Strategies specific to regulated and unregulated care providers

  • Ensure complete and timely documentation of:

    • Initial ventilator settings (baseline) as well as changes to ventilator parameters; 
    • Equipment routines (e.g., changes, cleaning, fluid top-ups etc.);
    • The airway status (e.g., tracheostomy is secure and positioned);
    • Airway care maneuvers (including suctioning) when performed;
    • Tolerance of suctioning including the nature of secretions suctioned (e.g., amount, colour, consistency);
    • The patient’s respiratory status, including pulse oximetry readings (if available) as ordered.
  • Ensure complete and timely documentation of patient and/or family education (what was discussed, demonstrated, teach back, risks, steps to take during an emergency, etc.).

Monitoring and Measuring

  • Implement formal strategies to monitor and measure  the effectiveness and efficiency of, and interdisciplinary team adherence to ventilator-related policies, decision aids and clinical pathways, including  (but not limited to):
    • Adoption of formal quality measures and indicators;
    • Sharing of learnings from ventilator-related incidents involving fetal health surveillance (FHS) with the interdisciplinary team (e.g., learnings from chart audits, trigger tools, on-call respiratory therapy logs,  patient and family complaints, incident reports, team debriefs, critical incident and quality of care reviews, medical legal claims, coroner reports and related recommendations);
    • Encouraging patients and family to report incidents.

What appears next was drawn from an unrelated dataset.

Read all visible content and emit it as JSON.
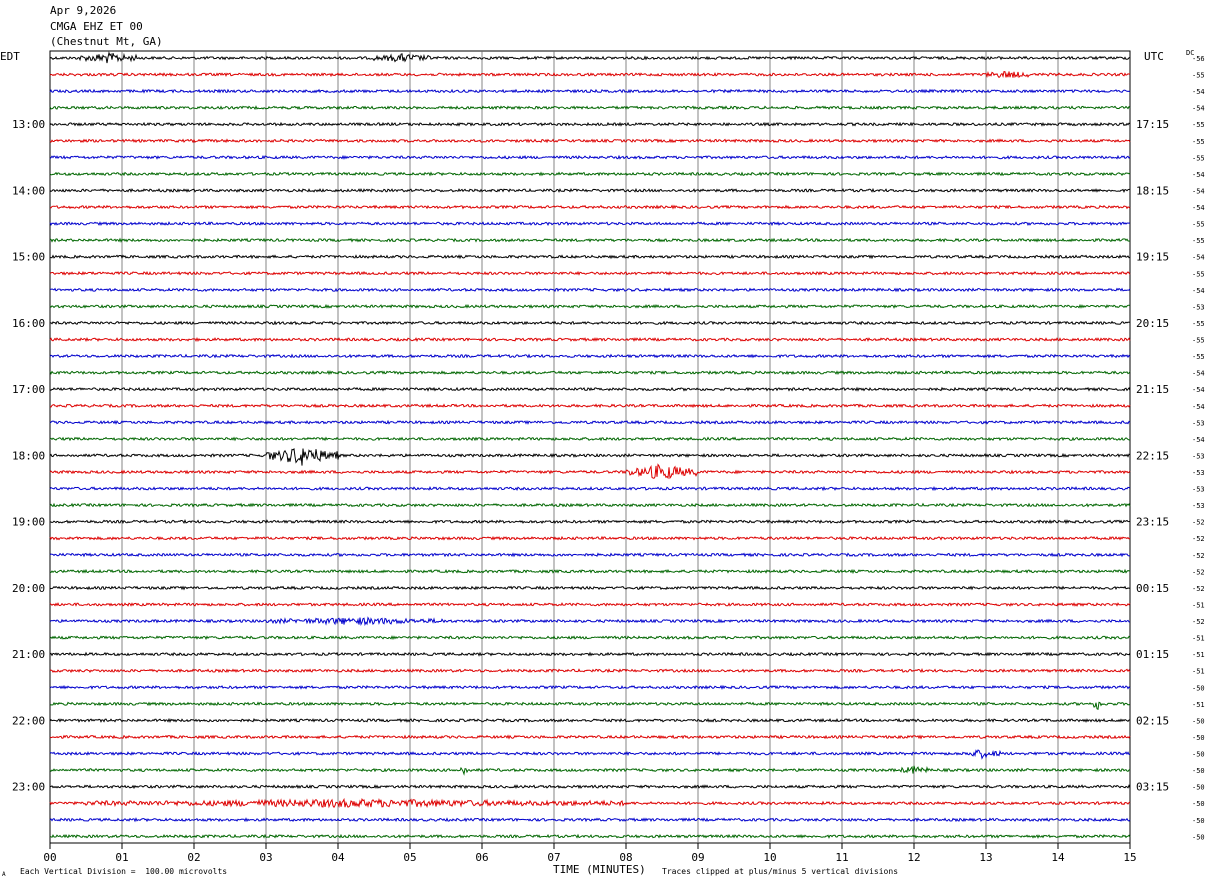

  • Boroughs D, Dougherty JA., (2012). Decreasing accidental mortality of ventilator-dependent children at home: a call to action. Home Healthc Nurse. 30(2): 103-11.
  • Critical Care Services Ontario. (2013). Long-Term Mechanical Ventilation: Toolkit for Adult Acute Care Providers.
  • Hill GJ, Adams BD. (2010). Accidental oxygen disconnection in the emergency department. J Emerg Trauma Shock. 3(2): 185-186.
  • Pham JC, Williams T, Sparnon EM. (2016). Ventilator-related adverse events: A taxonomy and findings from 3 incident reporting systems. 
  • Thomas AN, Galvin I. (2008). Patient safety incidents associated with equipment in critical care: A review of reports to the UK National Patient Safety Agency. Anaesthesia. 63: 1193-1197.
  • Yang, L, Nonoyama M, Pizzuti R, et al. (2016). Home mechanical ventilation: A retrospective review of safety incidents using the World Health Organization International Patient Safety Event classification. Can J Respir Ther. 53(3): 85-91.